De fabel van CO2-opslag in bossen

De betekenis van de tropische en gematigde wouden voor het milieu en het klimaat is onmiskenbaar groot. Bossen regelen de waterhuishouding op aarde en gaan erosie tegen. Maar de mate waarin een bos kooldioxide vastlegt, valt per saldo tegen. De zogeheten sinks waarover op milieuconferenties in Bonn en Den Haag werd gesproken, bestaan helemaal niet.

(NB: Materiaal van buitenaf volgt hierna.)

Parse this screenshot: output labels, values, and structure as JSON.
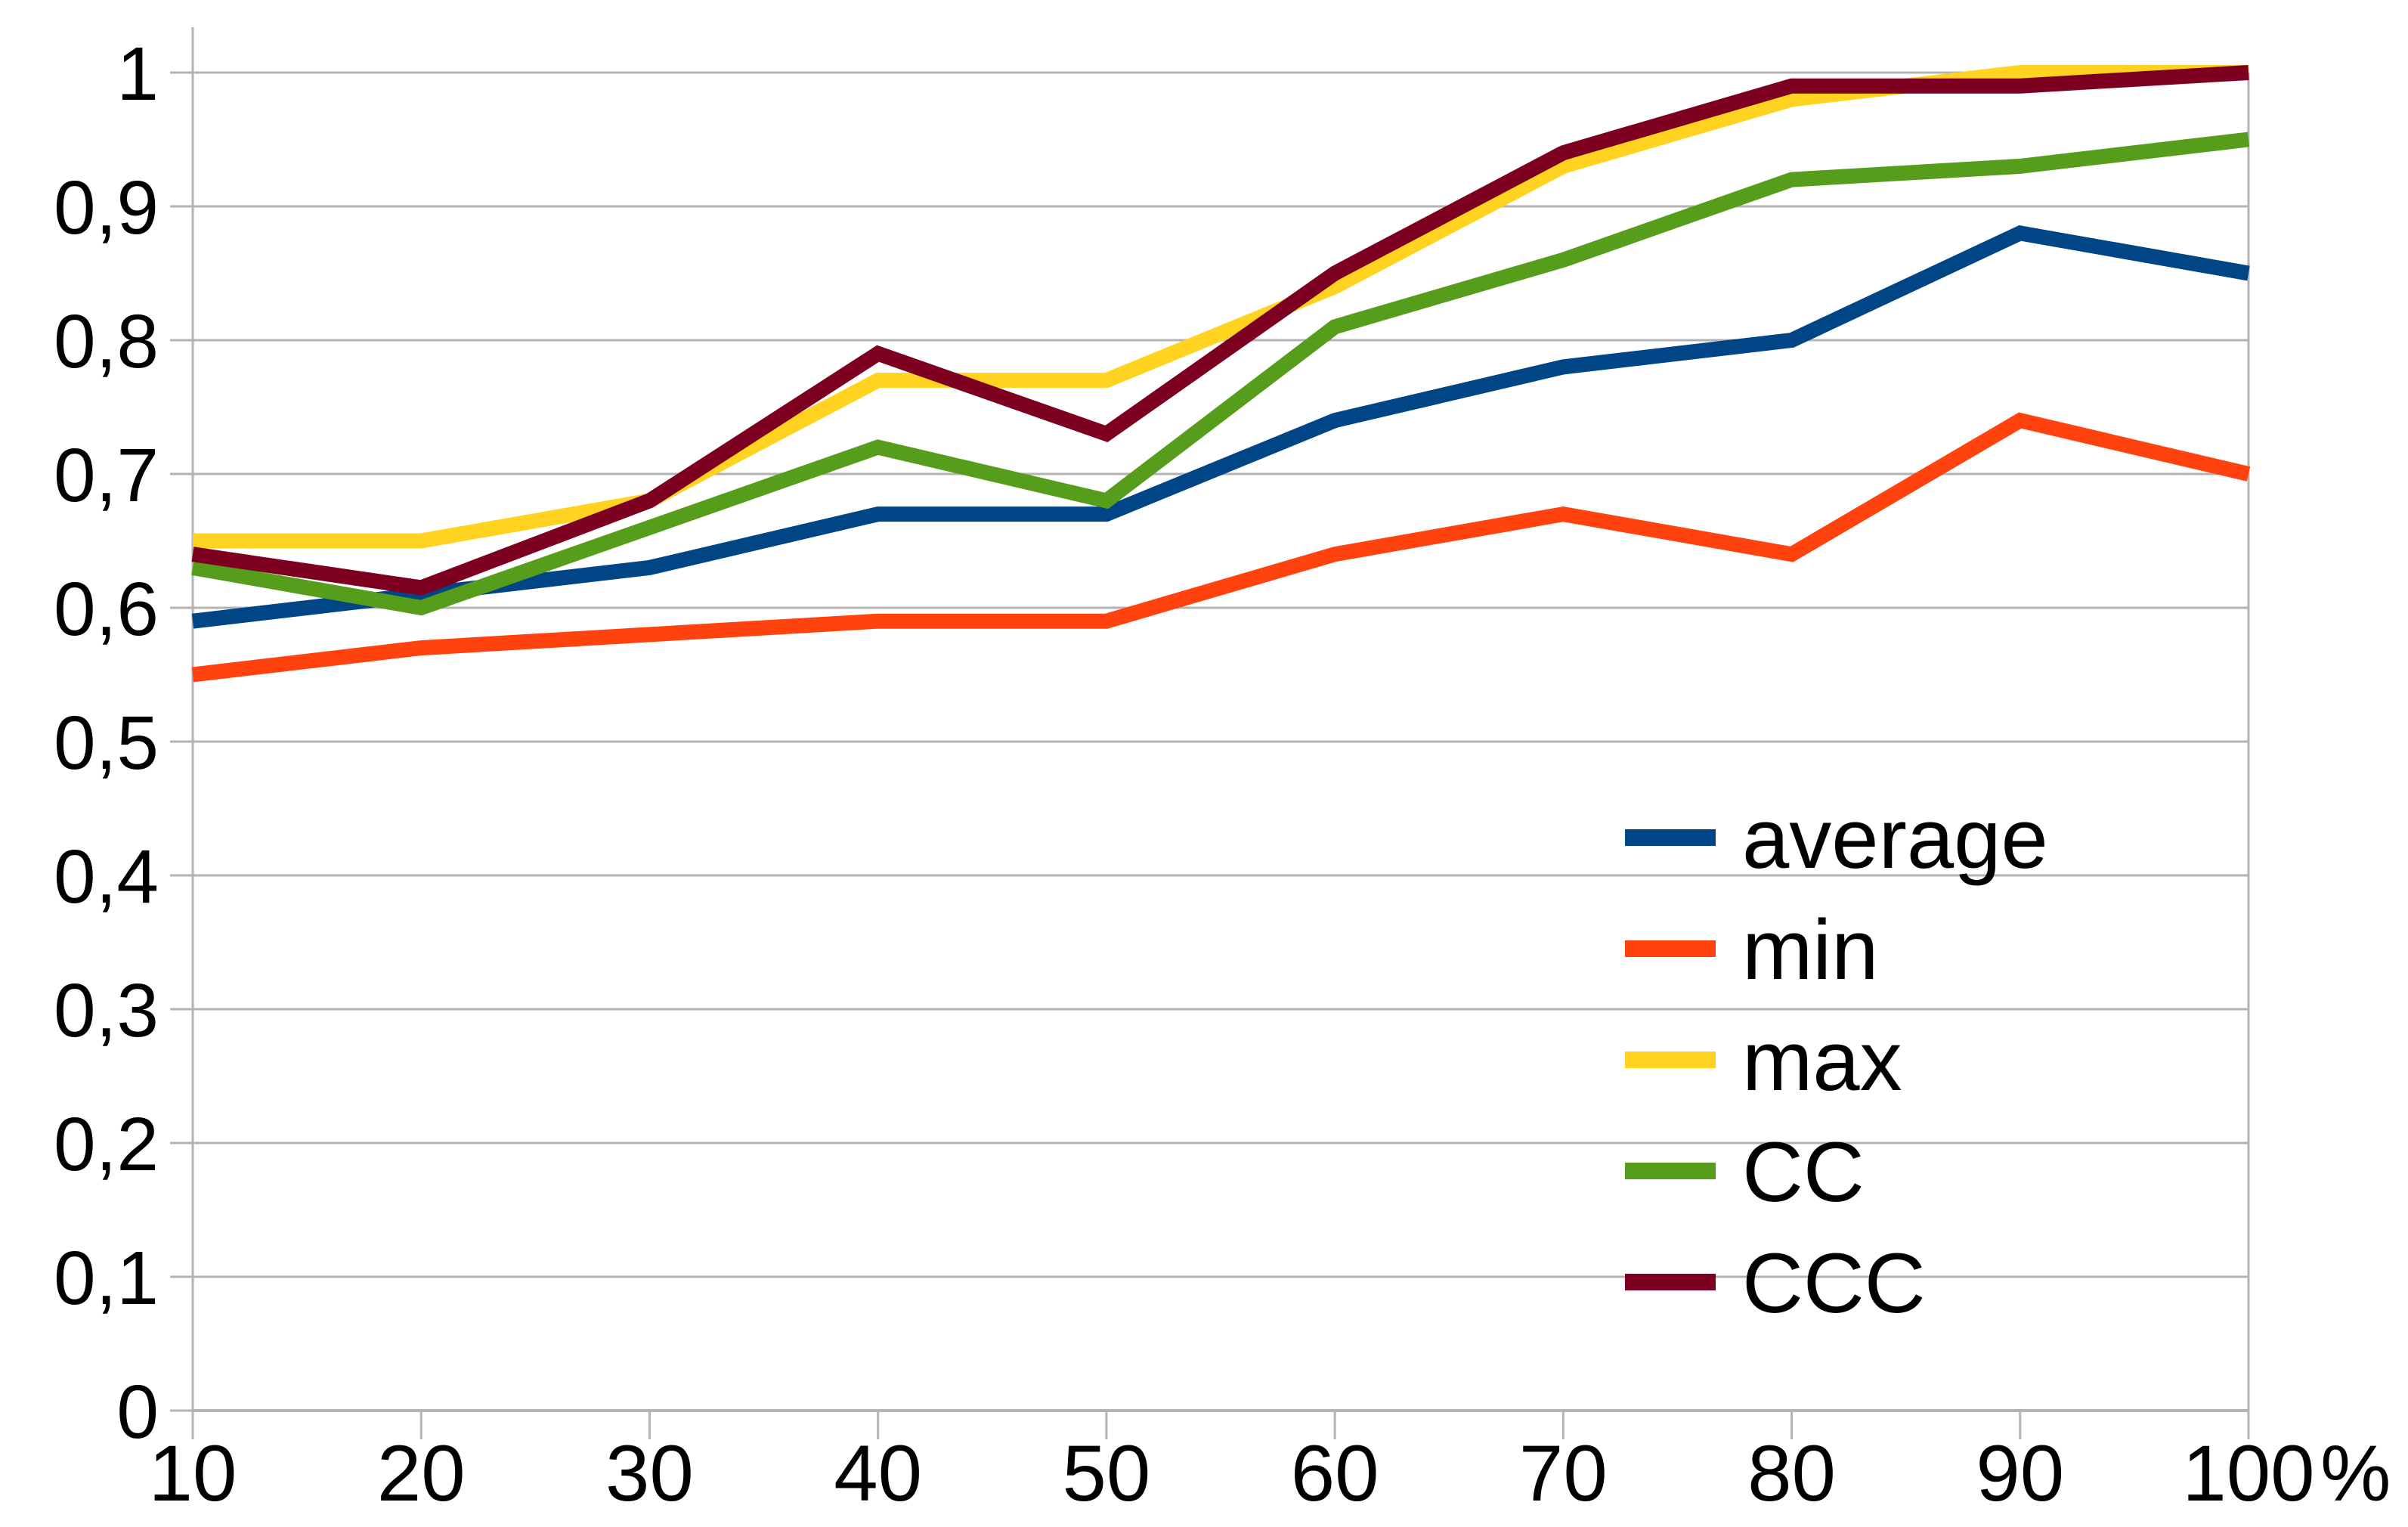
{
  "chart_data": {
    "type": "line",
    "title": "",
    "xlabel": "",
    "ylabel": "",
    "x": [
      10,
      20,
      30,
      40,
      50,
      60,
      70,
      80,
      90,
      100
    ],
    "x_tick_labels": [
      "10",
      "20",
      "30",
      "40",
      "50",
      "60",
      "70",
      "80",
      "90",
      "100"
    ],
    "x_axis_suffix": "%",
    "y_tick_labels": [
      "0",
      "0,1",
      "0,2",
      "0,3",
      "0,4",
      "0,5",
      "0,6",
      "0,7",
      "0,8",
      "0,9",
      "1"
    ],
    "y_ticks": [
      0,
      0.1,
      0.2,
      0.3,
      0.4,
      0.5,
      0.6,
      0.7,
      0.8,
      0.9,
      1
    ],
    "xlim": [
      10,
      100
    ],
    "ylim": [
      0,
      1
    ],
    "grid": "horizontal",
    "legend_position": "inside-right-lower",
    "decimal_separator": ",",
    "series": [
      {
        "name": "average",
        "color": "#004586",
        "values": [
          0.59,
          0.61,
          0.63,
          0.67,
          0.67,
          0.74,
          0.78,
          0.8,
          0.88,
          0.85
        ]
      },
      {
        "name": "min",
        "color": "#FF420E",
        "values": [
          0.55,
          0.57,
          0.58,
          0.59,
          0.59,
          0.64,
          0.67,
          0.64,
          0.74,
          0.7
        ]
      },
      {
        "name": "max",
        "color": "#FFD320",
        "values": [
          0.65,
          0.65,
          0.68,
          0.77,
          0.77,
          0.84,
          0.93,
          0.98,
          1.0,
          1.0
        ]
      },
      {
        "name": "CC",
        "color": "#579D1C",
        "values": [
          0.63,
          0.6,
          0.66,
          0.72,
          0.68,
          0.81,
          0.86,
          0.92,
          0.93,
          0.95
        ]
      },
      {
        "name": "CCC",
        "color": "#7E0021",
        "values": [
          0.64,
          0.615,
          0.68,
          0.79,
          0.73,
          0.85,
          0.94,
          0.99,
          0.99,
          1.0
        ]
      }
    ],
    "colors": {
      "background": "#ffffff",
      "grid": "#b3b3b3",
      "axis": "#b3b3b3",
      "text": "#000000"
    }
  }
}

In de jaren zestig en zeventig werd een daling van de gemiddelde temperatuur op aarde gemeten. Een verband tussen klimaat en milieu , werd niet gelegd, het bleef bij speculaties over een naderende ijstijd. Milieuproblemen waren de vervuiling van water en lucht. De Londense smog was de voorbode van de verstikkingsdood die we met z'n allen tegemoet gingen. In de straten van Tokio verschenen de eerste 'snuifpalen ' waar voetgangers verse lucht konden happen. De tropisch wouden werden gezien als de grote zuiveraar van onze lucht, de 'longen' van de wereld, hier werd onze zuurstof geproduceerd. 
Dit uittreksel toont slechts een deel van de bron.